Paul: Quite frankly, I’ve been disgusted by the lack of diversity in the “Minus the City” column. Week after week, there is much talk about sex. However, the writer fails to mention anything about a city, which is disheartening. The four women on Sex and the City, which this column derives its name from, were in the biggest city in the United States, yet no one ever mentions New York staples like mystery meat hot dogs and the peculiar subway smell that makes your eyes tear up like an onion. Side note, don’t you think Aleksandr was an incredible tool and totally ruined the end of the Sex and the City HBO series? Also, I’m SO glad Carrie got back together with Mr. Big in the movie.

Oh crap. Guys aren’t allowed to watch Sex and the City. But I only watched it when my mom had it on. Charlotte is pretty hot, and Carrie’s good-looking herself. Also, Eli Manning totally went to the Sex and the City premiere in New York City; he’s my hero…

Moving on! We need a city to talk about, because cities are sweet places where you can do a lot of fun things. Well, keeping with the sex theme, what better place to talk about than Washington, D.C.?

Joe: There have been numerous stories about presidential sex scandals. One of the biggest media events of our generation was the Monica Lewinsky scandal. However, when I met with Hillary Clinton in D.C. as part of a class trip, no one thought of bringing it up with her for discussion. I think this is another sign that sex simply isn’t talked about enough in the media. However, D.C. offers much more than sex, as I’m sure anyone from there would tell you. There are also all of the great street vendors. For example, who knew you could get a fine Washington Nationals hat for only $5 right outside of RFK stadium? It was also a lot of fun visiting D.C. while a Girl Scout national meeting was going on. Imagine the security threat of thousands of backpacks as all of the girls try to visit our nation’s fine free Smithsonian museums. There is also nothing I love more than the Capitol. Beltway at rush hour. It’s even better when you begin to smell brakes smoking, especially when the smell follows you and you need to find some place to get them repaired.

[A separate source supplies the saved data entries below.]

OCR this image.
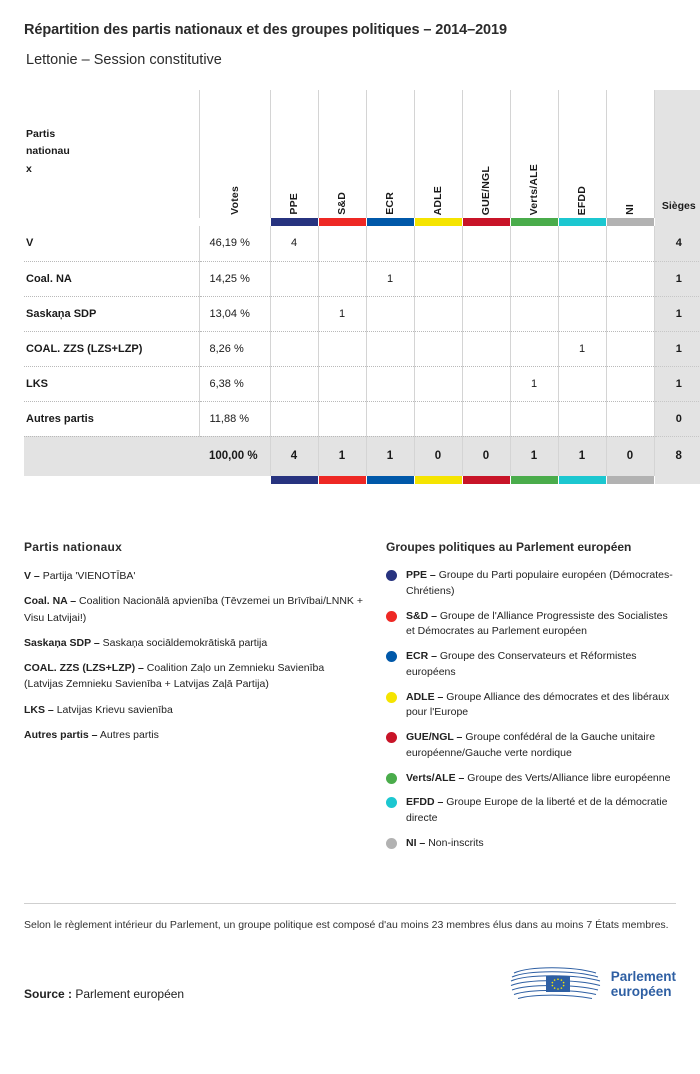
Répartition des partis nationaux et des groupes politiques – 2014–2019
Lettonie – Session constitutive
Partis
nationau
x	Votes	PPE	S&D	ECR	ADLE	GUE/NGL	Verts/ALE	EFDD	NI	Sièges

V	46,19 %	4								4
Coal. NA	14,25 %			1						1
Saskaņa SDP	13,04 %		1							1
COAL. ZZS (LZS+LZP)	8,26 %							1		1
LKS	6,38 %						1			1
Autres partis	11,88 %									0
	100,00 %	4	1	1	0	0	1	1	0	8

Partis nationaux
V – Partija 'VIENOTĪBA'
Coal. NA – Coalition Nacionālā apvienība (Tēvzemei un Brīvībai/LNNK + Visu Latvijai!)
Saskaņa SDP – Saskaņa sociāldemokrātiskā partija
COAL. ZZS (LZS+LZP) – Coalition Zaļo un Zemnieku Savienība (Latvijas Zemnieku Savienība + Latvijas Zaļā Partija)
LKS – Latvijas Krievu savienība
Autres partis – Autres partis
Groupes politiques au Parlement européen
PPE – Groupe du Parti populaire européen (Démocrates-Chrétiens)
S&D – Groupe de l'Alliance Progressiste des Socialistes et Démocrates au Parlement européen
ECR – Groupe des Conservateurs et Réformistes européens
ADLE – Groupe Alliance des démocrates et des libéraux pour l'Europe
GUE/NGL – Groupe confédéral de la Gauche unitaire européenne/Gauche verte nordique
Verts/ALE – Groupe des Verts/Alliance libre européenne
EFDD – Groupe Europe de la liberté et de la démocratie directe
NI – Non-inscrits
Selon le règlement intérieur du Parlement, un groupe politique est composé d'au moins 23 membres élus dans au moins 7 États membres.
Source : Parlement européen
Parlement
européen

Paul: I have two stories to tell you. I was on a trip with my Advent of the Atomic Bomb FSEM to Washington, D.C. and was walking around with a bunch of my friends when this limo full of really drunk 16-year-old girls pulled up next to us at a red light and asked us to hop in. I didn’t take them seriously, but three of my friends ran into the limo, and one kid tried to jump in through the window. They all got in and drove off to Northern Virginia; no one knew where they were for hours. Thankfully, they came back alive.

Later that night, a crack addict accosted two of my friends and me for money. Normally, when I’m in this situation in New York City, I offer to buy the person food, but this man was clearly looking for some rock candy. After he denied my offer, he showed me his license and said that he was a “grown man”. Scared out of my mind that I was about to get shivved and shipped back to Colgate in a body bag, I gave the man cash and left. Washington, D.C. scares me, and quite frankly, I’m scared for your life next semester when you go to NIH, Joe.